Brano raised his hand and looked at his silver wristwatch. “In three and a half hours. Two twenty P.M.”
THIRTY-FOUR
Brano, as usual, understood the situation better than I did. If I’d trusted him, everything would have turned out differently, perhaps better, and I wouldn’t feel the need to write all this out. The plan was simple. When Michalec’s plane landed at two twenty in the afternoon, his entourage would drive him to our embassy. On the way, Ludwig’s men would intercept the vehicle and arrest Michalec for espionage. “Why not arrest him when he lands?” I said.
Brano shook his head, but Ludwig answered. “We want it to be sensational. We want witnesses; we want the press to be interested. There won’t be press waiting at the airport, because we can’t publicize a meeting that isn’t going to happen. But out in the street, screeching tires and pistols waving… the newspapers will be all over the story.”
I still didn’t quite comprehend it. “But what do you get out of this, Ludwig? How’s all this in Austria’s best interests?”
Ludwig looked at Brano, who shrugged. “Tell him.”
“We’re not entirely neutral,” Ludwig said. “We’ve never been. How do you think the French get money into the East? They get it in through us. And when w
e feel like it, we supplement their money with our own. Your friend Ferenc-he and his people are beneficiaries of our generosity. Brano saw to that. Like the Americans, we don’t want to see our money go to waste.”
I looked at Brano, then the Austrian. “Ferenc never told me this.”
“He knows better,” said Ludwig.
I suppose it’s true of all revolutions. When there appear to be two or three sides fighting over a country, each side is made up of infinite smaller interests, working to make their money pay off in the end. No one wants to be on the losing side.
Even sitting in a room with these power brokers explaining everything so clearly, it was still confusing. Magda was right about me. I was too simple for this world.
Jelena finished her orange juice and said, “Can you imagine what it’s like growing up around this kind of stuff?”
I shook my head.
“She takes it well,” said Brano.
“She takes after me,” Dijana muttered as she got up to clear away the food.
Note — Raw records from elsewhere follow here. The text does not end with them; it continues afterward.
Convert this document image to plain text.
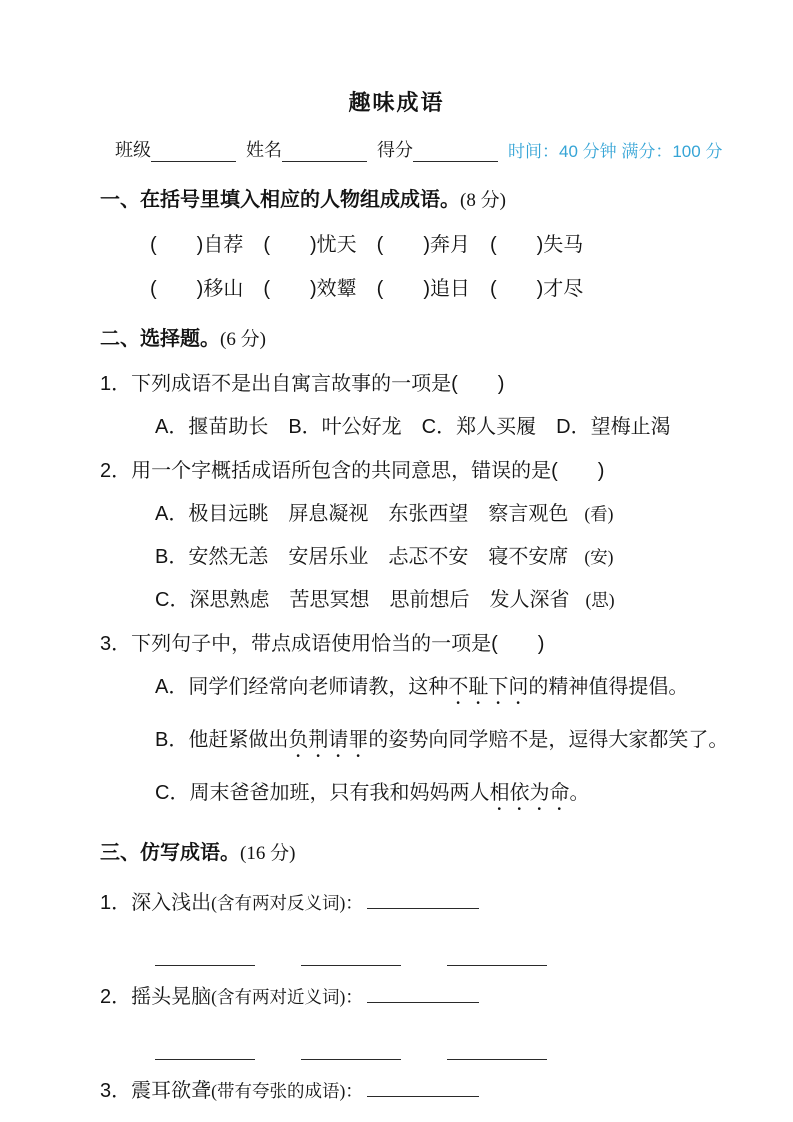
趣味成语
班级	姓名	得分	时间：40 分钟 满分：100 分
一、在括号里填入相应的人物组成成语。(8 分)
(　　)自荐 (　　)忧天 (　　)奔月 (　　)失马
(　　)移山 (　　)效颦 (　　)追日 (　　)才尽
二、选择题。(6 分)
1．下列成语不是出自寓言故事的一项是(　　)
A．揠苗助长　B．叶公好龙　C．郑人买履　D．望梅止渴
2．用一个字概括成语所包含的共同意思，错误的是(　　)
A．极目远眺　屏息凝视　东张西望　察言观色 (看)
B．安然无恙　安居乐业　忐忑不安　寝不安席 (安)
C．深思熟虑　苦思冥想　思前想后　发人深省 (思)
3．下列句子中，带点成语使用恰当的一项是(　　)
A．同学们经常向老师请教，这种不耻下问的精神值得提倡。
B．他赶紧做出负荆请罪的姿势向同学赔不是，逗得大家都笑了。
C．周末爸爸加班，只有我和妈妈两人相依为命。
三、仿写成语。(16 分)
1．深入浅出(含有两对反义词)：
2．摇头晃脑(含有两对近义词)：
3．震耳欲聋(带有夸张的成语)：
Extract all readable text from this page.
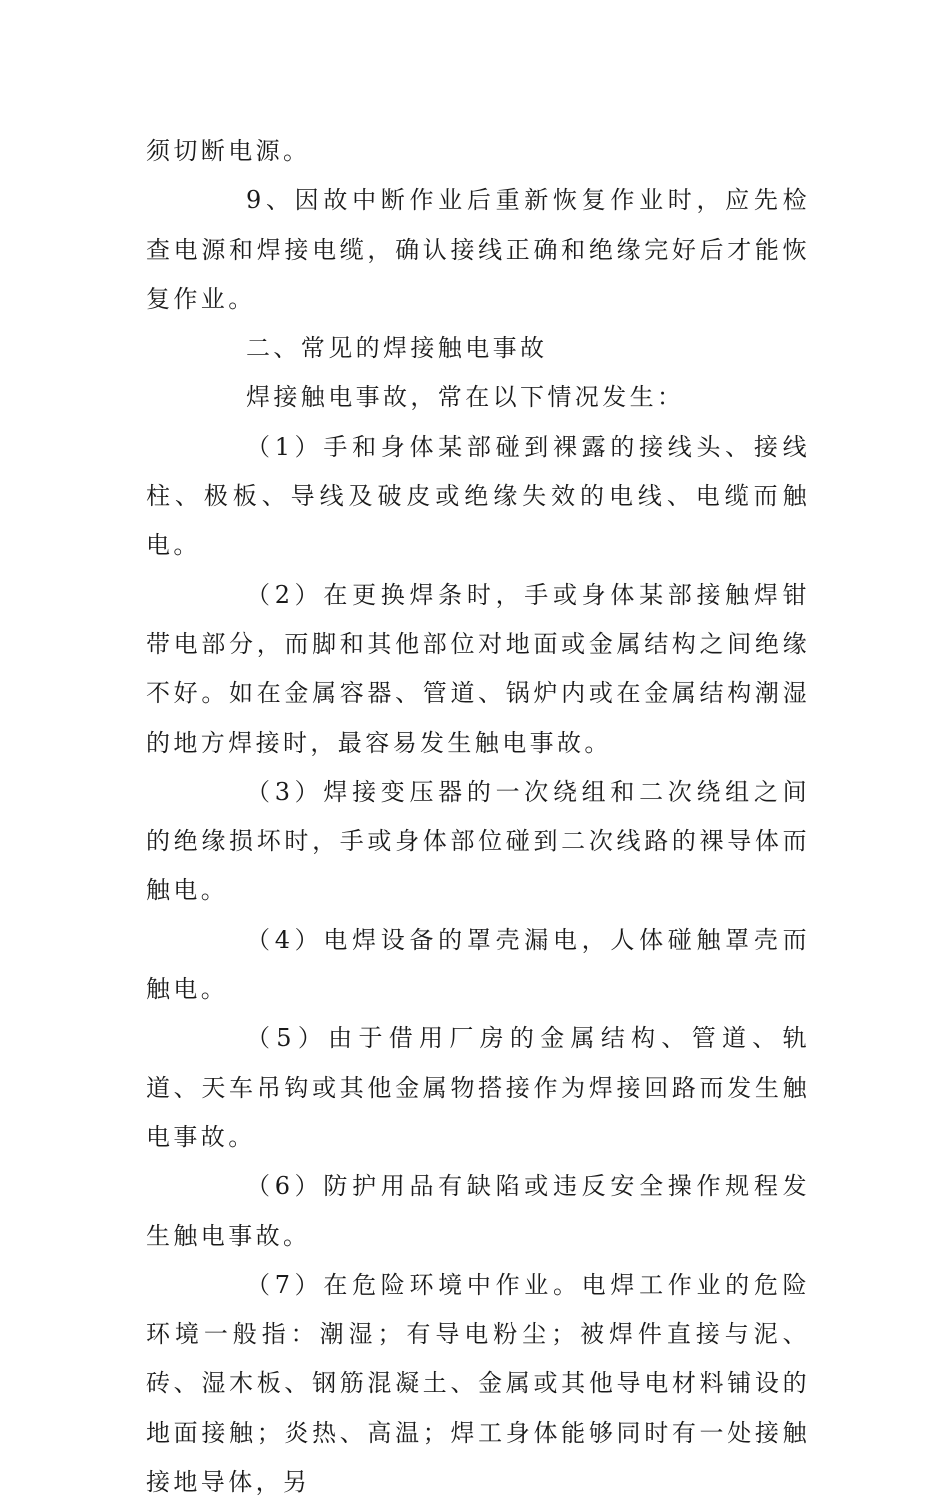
须切断电源。

9、因故中断作业后重新恢复作业时，应先检查电源和焊接电缆，确认接线正确和绝缘完好后才能恢复作业。

二、常见的焊接触电事故

焊接触电事故，常在以下情况发生：

（1）手和身体某部碰到裸露的接线头、接线柱、极板、导线及破皮或绝缘失效的电线、电缆而触电。

（2）在更换焊条时，手或身体某部接触焊钳带电部分，而脚和其他部位对地面或金属结构之间绝缘不好。如在金属容器、管道、锅炉内或在金属结构潮湿的地方焊接时，最容易发生触电事故。

（3）焊接变压器的一次绕组和二次绕组之间的绝缘损坏时，手或身体部位碰到二次线路的裸导体而触电。

（4）电焊设备的罩壳漏电，人体碰触罩壳而触电。

（5）由于借用厂房的金属结构、管道、轨道、天车吊钩或其他金属物搭接作为焊接回路而发生触电事故。

（6）防护用品有缺陷或违反安全操作规程发生触电事故。

（7）在危险环境中作业。电焊工作业的危险环境一般指：潮湿；有导电粉尘；被焊件直接与泥、砖、湿木板、钢筋混凝土、金属或其他导电材料铺设的地面接触；炎热、高温；焊工身体能够同时有一处接触接地导体，另
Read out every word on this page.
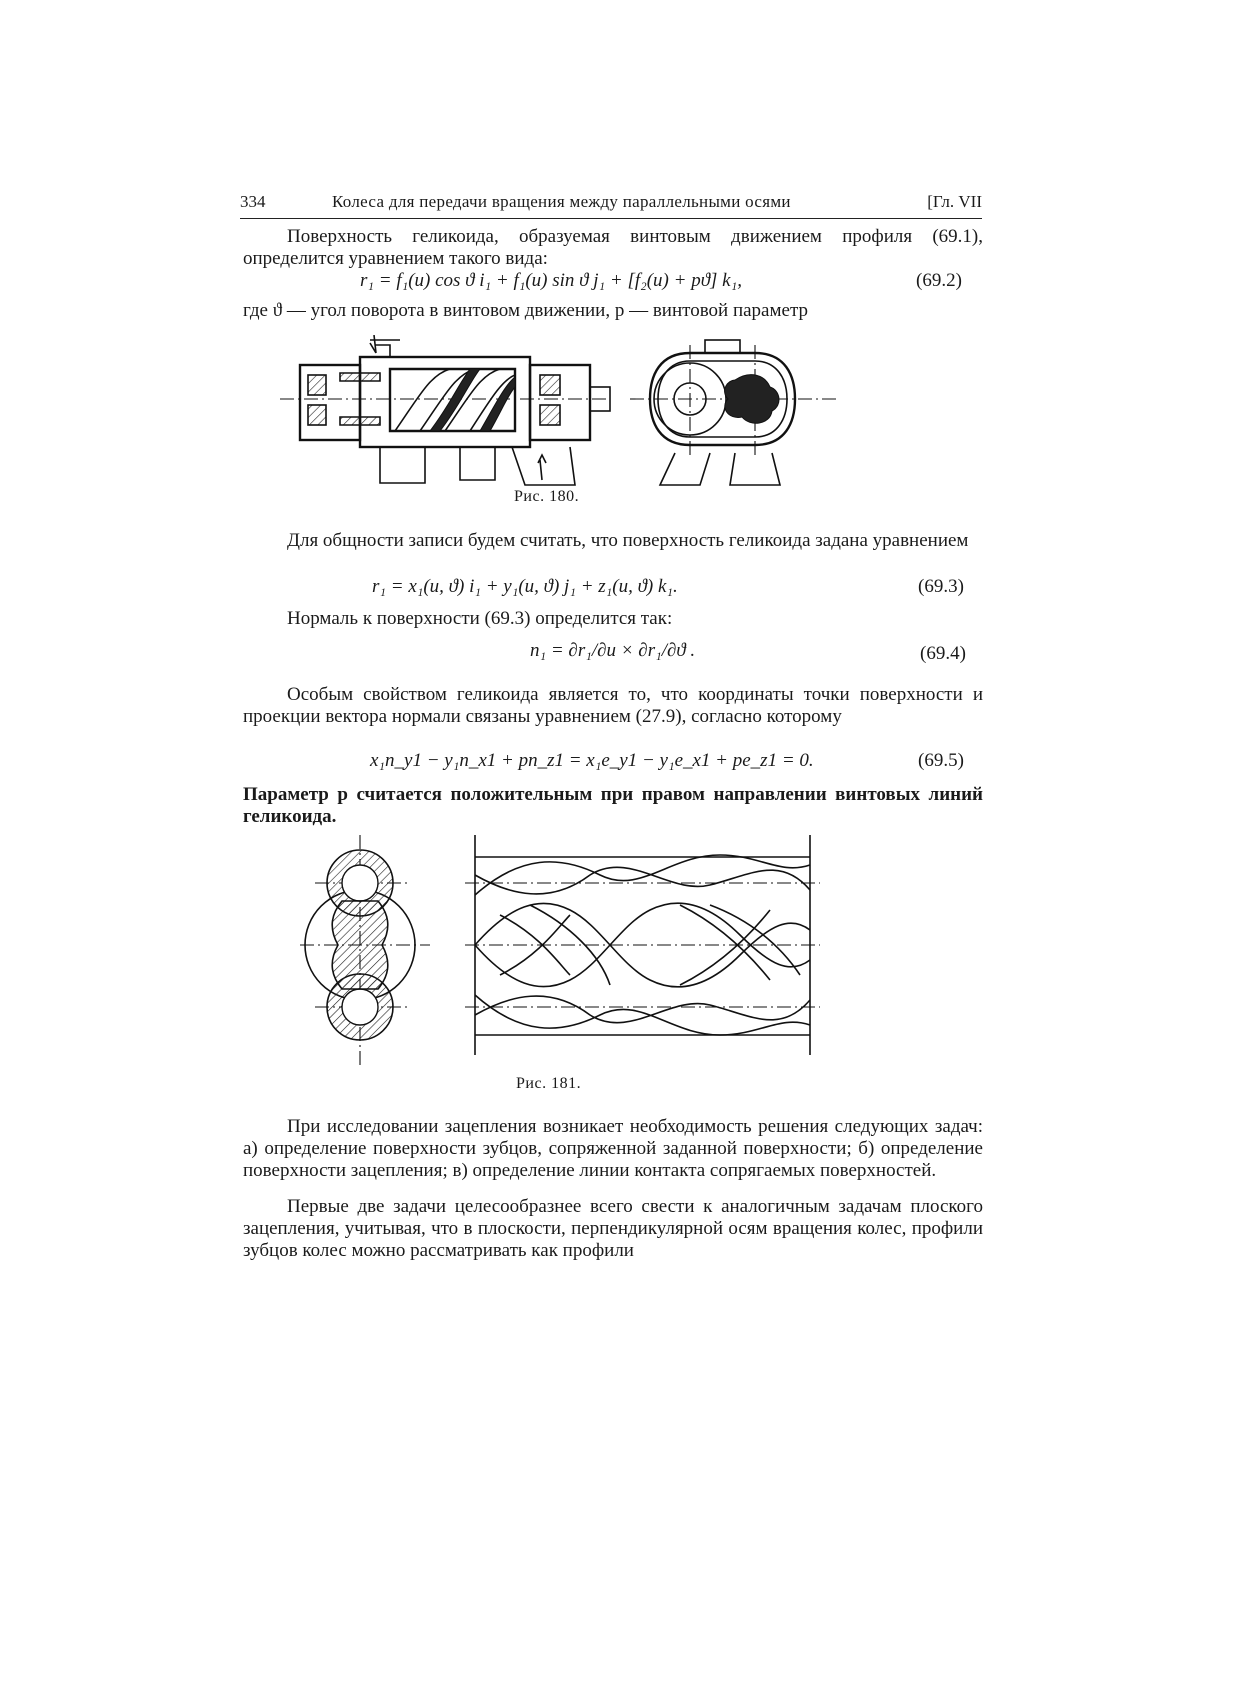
334	Колеса для передачи вращения между параллельными осями	[Гл. VII
Поверхность геликоида, образуемая винтовым движением профиля (69.1), определится уравнением такого вида:
r₁ = f₁(u) cos ϑ i₁ + f₁(u) sin ϑ j₁ + [f₂(u) + pϑ] k₁,	(69.2)
где ϑ — угол поворота в винтовом движении, p — винтовой параметр
Рис. 180.
Для общности записи будем считать, что поверхность геликоида задана уравнением
r₁ = x₁(u, ϑ) i₁ + y₁(u, ϑ) j₁ + z₁(u, ϑ) k₁.	(69.3)
Нормаль к поверхности (69.3) определится так:
n₁ = ∂r₁/∂u × ∂r₁/∂ϑ .	(69.4)
Особым свойством геликоида является то, что координаты точки поверхности и проекции вектора нормали связаны уравнением (27.9), согласно которому
x₁n_y1 − y₁n_x1 + pn_z1 = x₁e_y1 − y₁e_x1 + pe_z1 = 0.	(69.5)
Параметр p считается положительным при правом направлении винтовых линий геликоида.
Рис. 181.
При исследовании зацепления возникает необходимость решения следующих задач: а) определение поверхности зубцов, сопряженной заданной поверхности; б) определение поверхности зацепления; в) определение линии контакта сопрягаемых поверхностей.
Первые две задачи целесообразнее всего свести к аналогичным задачам плоского зацепления, учитывая, что в плоскости, перпендикулярной осям вращения колес, профили зубцов колес можно рассматривать как профили
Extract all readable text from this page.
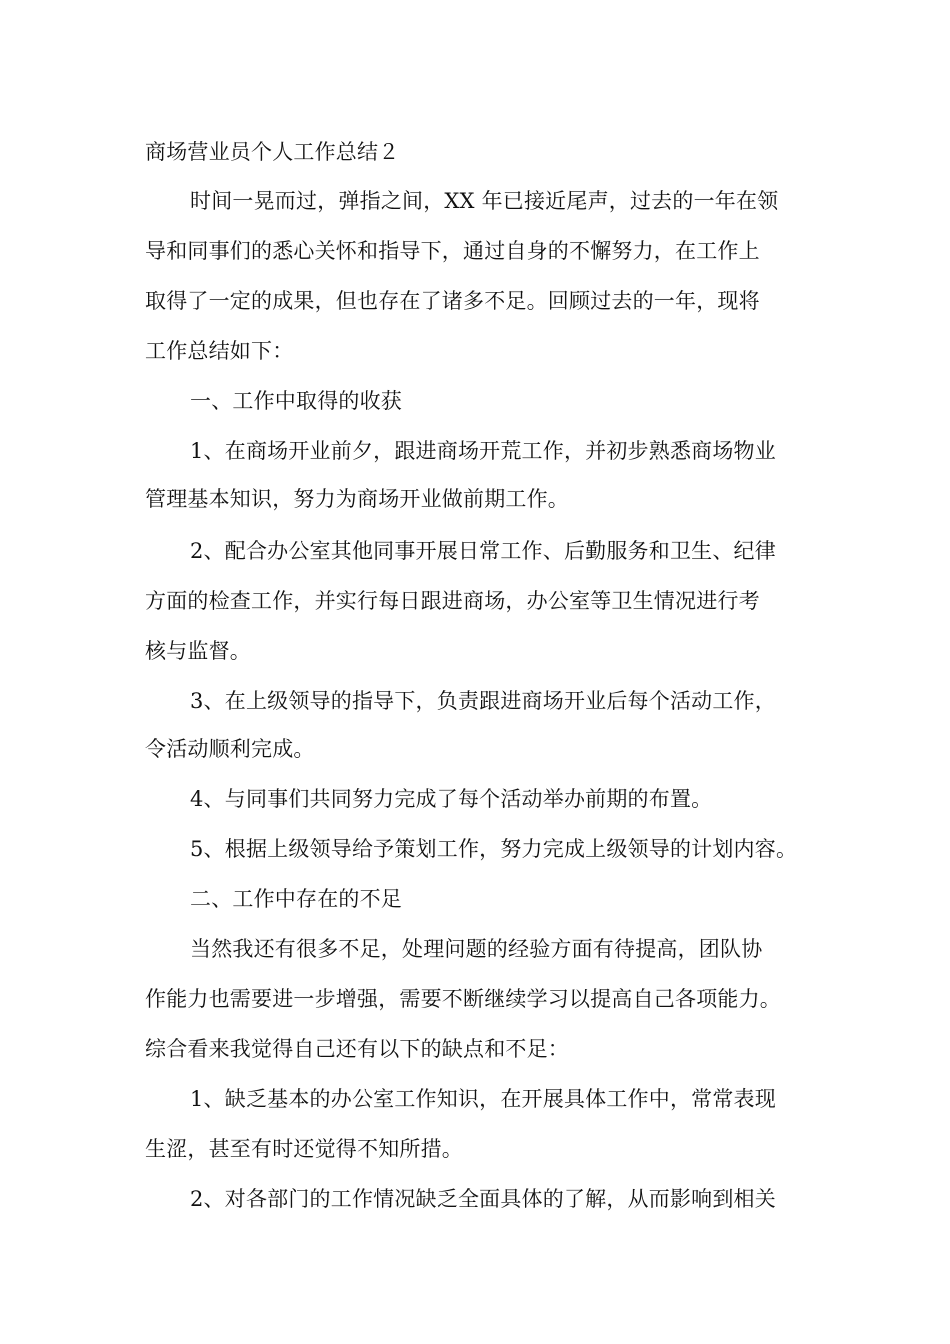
商场营业员个人工作总结２
时间一晃而过，弹指之间，XX 年已接近尾声，过去的一年在领
导和同事们的悉心关怀和指导下，通过自身的不懈努力，在工作上
取得了一定的成果，但也存在了诸多不足。回顾过去的一年，现将
工作总结如下：
一、工作中取得的收获
1、在商场开业前夕，跟进商场开荒工作，并初步熟悉商场物业
管理基本知识，努力为商场开业做前期工作。
2、配合办公室其他同事开展日常工作、后勤服务和卫生、纪律
方面的检查工作，并实行每日跟进商场，办公室等卫生情况进行考
核与监督。
3、在上级领导的指导下，负责跟进商场开业后每个活动工作，
令活动顺利完成。
4、与同事们共同努力完成了每个活动举办前期的布置。
5、根据上级领导给予策划工作，努力完成上级领导的计划内容。
二、工作中存在的不足
当然我还有很多不足，处理问题的经验方面有待提高，团队协
作能力也需要进一步增强，需要不断继续学习以提高自己各项能力。
综合看来我觉得自己还有以下的缺点和不足：
1、缺乏基本的办公室工作知识，在开展具体工作中，常常表现
生涩，甚至有时还觉得不知所措。
2、对各部门的工作情况缺乏全面具体的了解，从而影响到相关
After I’d showered and changed into some of Brano’s clothes, which were a little loose on me, he came up to the bedroom with two glasses of Serbian rakija. We sat at a small table by the window, looking out over a forest of maples, and he showed me copies of some of the photographs to be used against Jerzy Michalec. There was Jerzy in a hotel room, clearly marked as the Vienna Inter-Continental by papers on the desk, crouched in a corner, installing a microphone in the overhead lamp, his open briefcase on the bed full of equipment. In another, shot from a passing car, he leaned against a doorway with a camera propped against his face. Another one was a photograph of a Hungarian 37M Femaru pistol laid flat on a table, with a card displaying a magnified thumbprint. “What this?” I asked.
“A murder weapon. Killed a well-known emigre named Filip Lutz in 1967. That’s Michalec’s print.”
“He killed an emigre?”
Brano paused, considering what to reveal to me, and since it doesn’t matter now I won’t hide it either. “He didn’t kill anyone. Michalec only did surveillance, but I’m framing him for this one. He was in Vienna at the time, though I didn’t know it. He was taking photographs of me.”